Filme Xingu: Um Lugar no Mundo

Karina Aguilar Guerrero

Setembro 28, 2018

Nossas aventuras começaram nos anos 1940. O governo brasileiro montou uma equipe de pessoas aventureiras dispostas a explorar, mas desde o início, o processo de reunir esse grupo foi um pouco estranho. Eu vi um jovem tirar os óculos e escondê-los antes de se inscrever. Mais tarde, soube que seu nome era Claudio Villas Boas, e que ele era, na verdade,  um homem muito bem educado, embora fingisse não saber ler. Isso me fez questionar o processo de recrutamento. Havia uma razão pela qual ele sentia a necessidade de esconder sua educação? Que motivos o governo poderia ter para não querer pessoas educadas na expedição?

Ao falar com Claudio, achei interessante que, desde o início, seu motivo para participar da expedição fosse “encontrar de um lugar no mundo”, porque muito do que aconteceu depois foi sobre o deslocamento (00:28). Toda a expedição e a formação da reserva do Xingu resultaram no deslocamento de pessoas de um lugar que elas já chamavam de seu – um lugar que já lhes pertencia – e ajudá-las a encontrar um novo lugar em um mundo que muitas vezes não os apreciava nem respeitava. (muito boa observação)

A ideia de pertencer é algo sobre o qual eu pensava muito quando nos aventurávamos na floresta. Alguém chamou nossa missão “uma expedição para penetrar as terras desconhecidas do Brasil central” e penetrar é realmente o termo mais preciso para o que acabamos fazendo (00:42). Penetrar significa entrar, acessar o interior de um espaço mesmo que haja dificuldade, é fazer-se sentir com violência ou intensidade. Por melhores que tivessem sido nossas intenções, as doenças que trouxemos conosco, as portas que abrimos e as coisas que construímos, tornaram nossa mera presença em suas terras um ato de violência. Infelizmente, embora não tivéssemos sido nós, outra pessoa teria feito isso, porque o governo não aceita um não como resposta.

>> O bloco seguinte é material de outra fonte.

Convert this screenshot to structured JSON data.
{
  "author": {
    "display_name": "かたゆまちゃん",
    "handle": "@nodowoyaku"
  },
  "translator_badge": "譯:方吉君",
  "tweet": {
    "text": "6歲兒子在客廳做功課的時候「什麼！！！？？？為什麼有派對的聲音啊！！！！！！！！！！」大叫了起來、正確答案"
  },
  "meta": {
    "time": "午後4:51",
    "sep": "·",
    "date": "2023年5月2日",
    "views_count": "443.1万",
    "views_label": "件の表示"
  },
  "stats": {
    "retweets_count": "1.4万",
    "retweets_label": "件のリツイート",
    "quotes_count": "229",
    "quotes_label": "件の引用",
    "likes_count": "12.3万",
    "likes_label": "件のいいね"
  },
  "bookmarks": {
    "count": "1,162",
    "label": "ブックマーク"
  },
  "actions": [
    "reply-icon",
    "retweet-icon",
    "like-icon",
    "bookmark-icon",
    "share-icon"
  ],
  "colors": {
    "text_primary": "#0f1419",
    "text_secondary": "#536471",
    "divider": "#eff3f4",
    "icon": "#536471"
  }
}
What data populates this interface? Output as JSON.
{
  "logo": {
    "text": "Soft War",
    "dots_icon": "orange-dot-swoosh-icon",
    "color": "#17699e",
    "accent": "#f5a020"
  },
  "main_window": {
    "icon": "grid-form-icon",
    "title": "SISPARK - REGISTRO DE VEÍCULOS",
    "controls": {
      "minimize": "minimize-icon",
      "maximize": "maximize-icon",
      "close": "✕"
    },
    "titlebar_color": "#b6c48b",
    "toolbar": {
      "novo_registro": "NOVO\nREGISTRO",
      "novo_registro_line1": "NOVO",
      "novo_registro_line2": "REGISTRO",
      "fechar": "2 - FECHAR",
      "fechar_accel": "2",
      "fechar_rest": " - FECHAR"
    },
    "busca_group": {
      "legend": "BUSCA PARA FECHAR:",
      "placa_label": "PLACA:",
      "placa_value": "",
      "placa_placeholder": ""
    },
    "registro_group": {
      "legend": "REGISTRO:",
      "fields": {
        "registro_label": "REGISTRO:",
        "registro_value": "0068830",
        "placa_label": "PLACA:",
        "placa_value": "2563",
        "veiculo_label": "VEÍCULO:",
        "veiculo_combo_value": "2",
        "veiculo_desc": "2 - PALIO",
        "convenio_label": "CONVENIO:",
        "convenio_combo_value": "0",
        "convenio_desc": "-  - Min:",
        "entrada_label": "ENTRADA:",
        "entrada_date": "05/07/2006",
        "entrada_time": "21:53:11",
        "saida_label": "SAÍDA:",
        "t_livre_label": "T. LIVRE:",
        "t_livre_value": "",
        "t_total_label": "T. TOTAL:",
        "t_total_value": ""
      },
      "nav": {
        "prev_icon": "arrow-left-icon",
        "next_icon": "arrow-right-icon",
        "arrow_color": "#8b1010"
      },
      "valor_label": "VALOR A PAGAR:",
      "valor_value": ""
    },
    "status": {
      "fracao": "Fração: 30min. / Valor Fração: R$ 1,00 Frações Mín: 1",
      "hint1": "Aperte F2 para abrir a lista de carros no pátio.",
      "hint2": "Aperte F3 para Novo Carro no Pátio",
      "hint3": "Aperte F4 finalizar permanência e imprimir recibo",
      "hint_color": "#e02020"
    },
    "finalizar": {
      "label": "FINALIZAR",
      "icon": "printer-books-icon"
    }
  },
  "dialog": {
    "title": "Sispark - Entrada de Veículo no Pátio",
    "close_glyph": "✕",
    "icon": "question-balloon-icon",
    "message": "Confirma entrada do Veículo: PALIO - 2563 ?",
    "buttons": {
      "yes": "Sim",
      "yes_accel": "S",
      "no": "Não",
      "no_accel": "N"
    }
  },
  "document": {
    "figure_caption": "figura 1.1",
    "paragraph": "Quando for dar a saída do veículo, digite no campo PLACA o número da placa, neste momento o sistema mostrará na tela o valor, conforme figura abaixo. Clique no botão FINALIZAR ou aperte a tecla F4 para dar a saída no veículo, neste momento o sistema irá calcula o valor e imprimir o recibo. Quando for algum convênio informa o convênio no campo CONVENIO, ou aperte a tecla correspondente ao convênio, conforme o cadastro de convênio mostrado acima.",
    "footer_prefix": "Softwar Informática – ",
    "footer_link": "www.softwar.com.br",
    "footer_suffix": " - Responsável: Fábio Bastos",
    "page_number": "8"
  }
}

Foi perturbador ver a maneira como as coisas aconteceram porque realmente vimos as pessoas como amigos. No começo, parecíamos muito diferentes: eles não usavam camisas e calças como nós, arcos e flechas eram suas armas principais, e pareciam surpresos com a tentativa de Orlando de abraçar o chefe – embora eu ainda não tenha certeza se  abraçar não faz parte de sua cultura ou se era porque ele estaba abraçando o chefe. A maior barreira que eu acho que nós tivemos que atravessar foi a da linguagem, mas, uma vez que conseguimos estabelecer uma forma de comunicação, fomos capazes de desenvolver relacionamentos mais significativos. Eles foram gentis e acolhedores, e dispostos a nos ensinar seus costumes, e nós realmente temos muito a aprender com eles.

Os brasileiros brancos e “civilizados” muitas vezes desrespeitaram os povos indígenas que viviam nessas terras, como os Kaiabi, alegando que suas terras estavam desocupadas apesar de claramente terem donos. Ainda, “cada povo xinguano possui um acervo milenar de conhecimentos peculiares sobre a natureza” (almanaque, 2011). Muitas pessoas no poder consideravam os indígenas não civilizados, mas eles são pessoas que aprenderam a conviver com a terra e os recursos que ela provê, enquanto tudo o que parece nos importar é destruí-la: então, quem são os bárbaros reais?

Em meio às dinâmicas de poder em jogo e ao abuso e manipulação do governo, conseguimos, pelo menos, abrir o caminho para a criação do Parque Indígena do Xingu que reúne 16 povos. Foi criado em 1961, anos depois de começarmos a nossa expedição, e embora seja a maior reserva  para povos indígenas nas Américas(um território de 2.825.470 hectares,) em realidade, é apenas um remanescente da rica cultura e de tribos variadas que existiam quando chegamos. Ainda mais, “estima-se que na época em que os portugueses chegaram, havia 5 milhões de pessoas divididas em mais de mil povos indígenas” (almanaque, 2011). Eu me pergunto, a qual lugar no mundo pertencem aqueles que nao sao bem vindos na sua propria casa?